Thursday, July 15, 1999
Ind. county sees casino's new era
Ground broken for resort development
BY RACHEL MELCER
The Cincinnati Enquirer
FLORENCE, Ind. With the turn of a spade Wednesday, Hollywood Park casino officials planted the seeds of economic prosperity in the rich earth of this tiny Switzerland County community.
Surrounded by more than 500 supporters and local officials, they broke ground in the 270-acre corn and soybean field where a $165 million riverboat casino and resort complex will grow.
The development, dubbed Belterra for the beautiful land on which it sits, is scheduled to debut in August 2000. Located on Ind. 156, about 40 miles southwest of Cincinnati and a half-mile east of the Markland Dam, it will be the last of the state's 10 riverboat casinos.
I hope people will be awed by its beauty and that it will grow the (gambling) market and it will be a place people will talk about and come to spend a few days at, said Hollywood Park president and chief operating officer Paul Alanis. I think it will have a great positive impact.
It will include a 15-story, 300-room hotel, tennis courts, spa and meeting or entertainment hall. An 18-hole championship golf course will open for play in spring 2001.

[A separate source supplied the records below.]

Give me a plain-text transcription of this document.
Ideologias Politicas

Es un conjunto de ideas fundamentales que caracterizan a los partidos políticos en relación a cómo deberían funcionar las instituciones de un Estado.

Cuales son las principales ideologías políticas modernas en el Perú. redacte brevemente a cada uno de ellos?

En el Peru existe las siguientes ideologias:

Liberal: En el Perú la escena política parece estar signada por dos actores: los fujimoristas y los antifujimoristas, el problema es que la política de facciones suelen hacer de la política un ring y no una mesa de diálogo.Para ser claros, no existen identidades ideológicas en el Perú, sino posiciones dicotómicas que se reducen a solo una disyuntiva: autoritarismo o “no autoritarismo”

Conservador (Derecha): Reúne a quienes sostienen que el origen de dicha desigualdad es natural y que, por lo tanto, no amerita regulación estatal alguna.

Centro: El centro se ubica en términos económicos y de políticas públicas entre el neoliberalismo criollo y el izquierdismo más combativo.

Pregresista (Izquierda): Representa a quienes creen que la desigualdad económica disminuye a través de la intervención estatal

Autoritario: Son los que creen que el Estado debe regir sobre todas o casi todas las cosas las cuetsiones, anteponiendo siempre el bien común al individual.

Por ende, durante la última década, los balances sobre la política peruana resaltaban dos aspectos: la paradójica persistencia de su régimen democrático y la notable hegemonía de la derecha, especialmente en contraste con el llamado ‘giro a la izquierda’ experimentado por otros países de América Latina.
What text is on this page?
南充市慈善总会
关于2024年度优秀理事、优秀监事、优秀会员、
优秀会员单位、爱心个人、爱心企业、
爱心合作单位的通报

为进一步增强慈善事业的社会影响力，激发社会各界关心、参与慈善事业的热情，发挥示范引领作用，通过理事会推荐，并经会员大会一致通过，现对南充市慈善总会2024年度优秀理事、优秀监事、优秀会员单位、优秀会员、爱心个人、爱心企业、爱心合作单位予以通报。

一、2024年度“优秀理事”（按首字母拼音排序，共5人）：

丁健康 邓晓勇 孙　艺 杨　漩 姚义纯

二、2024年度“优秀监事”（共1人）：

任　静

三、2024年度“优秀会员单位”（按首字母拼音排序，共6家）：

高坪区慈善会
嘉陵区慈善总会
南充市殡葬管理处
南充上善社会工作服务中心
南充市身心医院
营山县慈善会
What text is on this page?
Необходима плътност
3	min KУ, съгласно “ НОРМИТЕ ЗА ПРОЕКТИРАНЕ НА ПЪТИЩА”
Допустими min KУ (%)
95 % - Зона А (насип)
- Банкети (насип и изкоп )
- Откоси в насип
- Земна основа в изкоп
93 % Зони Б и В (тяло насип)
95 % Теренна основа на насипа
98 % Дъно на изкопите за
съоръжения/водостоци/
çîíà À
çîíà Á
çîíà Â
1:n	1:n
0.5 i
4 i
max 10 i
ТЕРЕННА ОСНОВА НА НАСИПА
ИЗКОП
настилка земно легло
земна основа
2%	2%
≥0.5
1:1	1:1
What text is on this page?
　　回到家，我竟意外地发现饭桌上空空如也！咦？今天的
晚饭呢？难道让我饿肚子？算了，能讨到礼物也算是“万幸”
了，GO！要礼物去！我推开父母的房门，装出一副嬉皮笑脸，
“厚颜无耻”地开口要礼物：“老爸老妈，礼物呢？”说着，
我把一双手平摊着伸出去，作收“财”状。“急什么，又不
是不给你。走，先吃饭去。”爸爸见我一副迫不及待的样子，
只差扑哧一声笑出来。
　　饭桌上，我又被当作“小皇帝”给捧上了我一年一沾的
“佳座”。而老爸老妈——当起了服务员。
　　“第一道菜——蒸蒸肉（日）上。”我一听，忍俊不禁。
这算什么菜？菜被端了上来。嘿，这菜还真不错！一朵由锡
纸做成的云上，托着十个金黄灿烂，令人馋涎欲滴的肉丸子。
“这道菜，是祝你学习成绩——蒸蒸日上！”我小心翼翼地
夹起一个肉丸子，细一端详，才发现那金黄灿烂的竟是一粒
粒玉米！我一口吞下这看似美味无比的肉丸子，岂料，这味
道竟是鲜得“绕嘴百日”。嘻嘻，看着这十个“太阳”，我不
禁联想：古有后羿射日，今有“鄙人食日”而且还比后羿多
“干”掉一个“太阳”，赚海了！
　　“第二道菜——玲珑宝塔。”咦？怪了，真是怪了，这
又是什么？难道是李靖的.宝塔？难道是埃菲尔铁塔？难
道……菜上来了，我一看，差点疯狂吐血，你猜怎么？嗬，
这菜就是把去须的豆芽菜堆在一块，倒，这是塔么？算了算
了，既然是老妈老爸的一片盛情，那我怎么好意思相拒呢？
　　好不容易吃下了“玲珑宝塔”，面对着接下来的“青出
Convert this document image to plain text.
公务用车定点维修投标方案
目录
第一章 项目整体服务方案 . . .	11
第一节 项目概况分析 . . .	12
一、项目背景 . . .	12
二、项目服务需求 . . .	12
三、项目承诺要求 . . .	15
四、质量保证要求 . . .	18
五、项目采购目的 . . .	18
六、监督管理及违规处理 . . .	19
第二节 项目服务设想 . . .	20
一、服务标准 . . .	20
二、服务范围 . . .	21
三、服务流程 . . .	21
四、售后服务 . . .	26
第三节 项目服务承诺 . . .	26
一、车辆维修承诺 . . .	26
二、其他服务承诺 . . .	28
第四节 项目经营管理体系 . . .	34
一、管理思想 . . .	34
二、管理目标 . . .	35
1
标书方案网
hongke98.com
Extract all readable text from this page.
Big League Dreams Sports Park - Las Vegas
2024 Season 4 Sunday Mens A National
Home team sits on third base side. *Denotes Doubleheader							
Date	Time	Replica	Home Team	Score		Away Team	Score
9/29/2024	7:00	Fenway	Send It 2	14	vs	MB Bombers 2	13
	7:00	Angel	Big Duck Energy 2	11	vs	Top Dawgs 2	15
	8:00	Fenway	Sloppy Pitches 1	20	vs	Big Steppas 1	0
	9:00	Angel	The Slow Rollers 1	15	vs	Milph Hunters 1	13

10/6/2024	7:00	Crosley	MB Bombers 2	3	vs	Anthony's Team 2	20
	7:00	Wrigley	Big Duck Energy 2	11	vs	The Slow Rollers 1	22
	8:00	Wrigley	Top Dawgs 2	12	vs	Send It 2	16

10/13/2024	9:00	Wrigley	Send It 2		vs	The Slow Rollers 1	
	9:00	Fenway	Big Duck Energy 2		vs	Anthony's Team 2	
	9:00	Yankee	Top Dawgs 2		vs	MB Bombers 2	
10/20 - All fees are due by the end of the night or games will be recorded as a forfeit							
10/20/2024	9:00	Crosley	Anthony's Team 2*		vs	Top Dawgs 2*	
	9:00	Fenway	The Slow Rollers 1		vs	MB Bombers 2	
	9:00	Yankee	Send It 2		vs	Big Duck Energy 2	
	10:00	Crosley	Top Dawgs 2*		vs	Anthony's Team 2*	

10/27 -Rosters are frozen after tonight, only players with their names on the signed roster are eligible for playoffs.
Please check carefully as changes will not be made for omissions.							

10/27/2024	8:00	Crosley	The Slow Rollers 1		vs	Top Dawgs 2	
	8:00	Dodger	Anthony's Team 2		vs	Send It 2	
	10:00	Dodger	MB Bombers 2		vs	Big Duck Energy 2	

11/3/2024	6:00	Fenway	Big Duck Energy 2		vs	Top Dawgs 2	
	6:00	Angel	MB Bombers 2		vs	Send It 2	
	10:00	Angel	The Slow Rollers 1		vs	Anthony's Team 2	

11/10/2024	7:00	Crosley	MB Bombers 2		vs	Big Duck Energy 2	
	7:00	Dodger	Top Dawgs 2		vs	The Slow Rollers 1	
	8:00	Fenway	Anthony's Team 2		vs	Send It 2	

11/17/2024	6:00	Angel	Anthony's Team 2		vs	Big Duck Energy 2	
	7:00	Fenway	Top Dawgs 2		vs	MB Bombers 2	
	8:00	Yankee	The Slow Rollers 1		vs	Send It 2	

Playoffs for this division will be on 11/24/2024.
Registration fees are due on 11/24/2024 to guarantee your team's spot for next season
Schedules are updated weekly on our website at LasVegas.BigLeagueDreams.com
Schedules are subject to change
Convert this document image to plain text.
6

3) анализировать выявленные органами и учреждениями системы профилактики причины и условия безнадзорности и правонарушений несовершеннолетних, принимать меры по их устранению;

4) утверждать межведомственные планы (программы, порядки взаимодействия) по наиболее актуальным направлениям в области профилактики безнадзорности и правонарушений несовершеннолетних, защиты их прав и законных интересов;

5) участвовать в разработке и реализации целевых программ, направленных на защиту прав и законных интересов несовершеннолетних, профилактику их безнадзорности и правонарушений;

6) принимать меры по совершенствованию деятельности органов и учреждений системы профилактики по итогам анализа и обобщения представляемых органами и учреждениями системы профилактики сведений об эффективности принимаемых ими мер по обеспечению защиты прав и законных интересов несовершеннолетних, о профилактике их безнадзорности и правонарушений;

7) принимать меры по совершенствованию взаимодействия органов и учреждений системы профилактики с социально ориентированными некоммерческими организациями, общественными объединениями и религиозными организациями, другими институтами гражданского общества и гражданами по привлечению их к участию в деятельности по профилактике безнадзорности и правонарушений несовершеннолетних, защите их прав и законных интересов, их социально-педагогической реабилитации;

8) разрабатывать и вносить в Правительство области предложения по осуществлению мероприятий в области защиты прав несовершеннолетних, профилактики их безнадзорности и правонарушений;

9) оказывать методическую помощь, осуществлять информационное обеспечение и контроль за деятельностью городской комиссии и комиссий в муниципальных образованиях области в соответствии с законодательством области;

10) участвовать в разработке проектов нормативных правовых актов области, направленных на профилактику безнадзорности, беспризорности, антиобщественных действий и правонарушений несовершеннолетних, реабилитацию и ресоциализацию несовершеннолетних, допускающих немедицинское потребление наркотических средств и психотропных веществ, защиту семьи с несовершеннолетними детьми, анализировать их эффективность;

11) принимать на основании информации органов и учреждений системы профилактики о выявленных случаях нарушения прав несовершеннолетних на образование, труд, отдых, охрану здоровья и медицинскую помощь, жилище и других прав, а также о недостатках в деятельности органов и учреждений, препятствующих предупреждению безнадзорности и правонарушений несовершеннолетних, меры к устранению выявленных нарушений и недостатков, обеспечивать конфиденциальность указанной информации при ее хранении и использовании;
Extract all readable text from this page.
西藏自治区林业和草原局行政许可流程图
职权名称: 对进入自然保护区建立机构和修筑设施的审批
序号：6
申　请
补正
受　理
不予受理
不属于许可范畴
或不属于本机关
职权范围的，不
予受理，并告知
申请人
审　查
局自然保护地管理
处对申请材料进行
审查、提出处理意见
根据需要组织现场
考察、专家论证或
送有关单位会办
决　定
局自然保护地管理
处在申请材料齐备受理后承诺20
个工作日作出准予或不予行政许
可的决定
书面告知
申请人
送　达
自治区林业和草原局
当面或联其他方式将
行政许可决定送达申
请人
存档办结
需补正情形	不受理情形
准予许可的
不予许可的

The centerpiece will be the casino riverboat, its 38,000 square feet of gaming space filled with 1,300 slot machines and 55 table games.
About 1.5 million people are expected to cross its threshold each year, leaving behind millions of dollars in receipts and tax revenue. Most will come from Cincinnati, Indianapolis, Louisville and Lexington.
I don't think there will be a soul in this entire county that won't benefit from it. Not one living man, woman, child, said Tom Conroy, chairman of the Switzerland Coalition on Riverboat Excellence (SCORE), who led the five-year drive for a state-issued casino license. The county population is about 8,000.
During the first five years of operation, company officials estimate, they will pay gaming taxes of $150 million to the state and $75 million to the host county. The surrounding counties of Crawford and Jef ferson will get about $1 million a year and Ripley County, which also gets a share of gaming revenue from Grand Victoria Casino in Rising Sun, will receive $500,000 annually.
That's big news in this mostly rural, largely cash-strapped region. Most Switzerland County residents work in one of two local factories, or cross the Markland Dam bridge to jobs in Northern Kentucky.
Now there will be an estimated 700 local jobs during construction and 1,400 when the complex opens.
Switzerland County and Vevay town leaders know not to expect hordes of gamblers pouring onto their main street to patronize local businesses.
We expect the great majority of people to go to the casino and then back home. What we're looking forward to is the resources to develop some other projects within the county. We've had a wish list for a very long time, said Ann Mulligan, executive director of the Switzerland County Convention and Visitors Bureau.
There was a lot of weeping in the crowd today because people were just rejoicing, said Vevay Town Board member Hilbert Scudder, after wielding one of 14 ceremonial groundbreaking shovels. Today was the biggest thing that's ever happened to Switzerland County. It's a great day.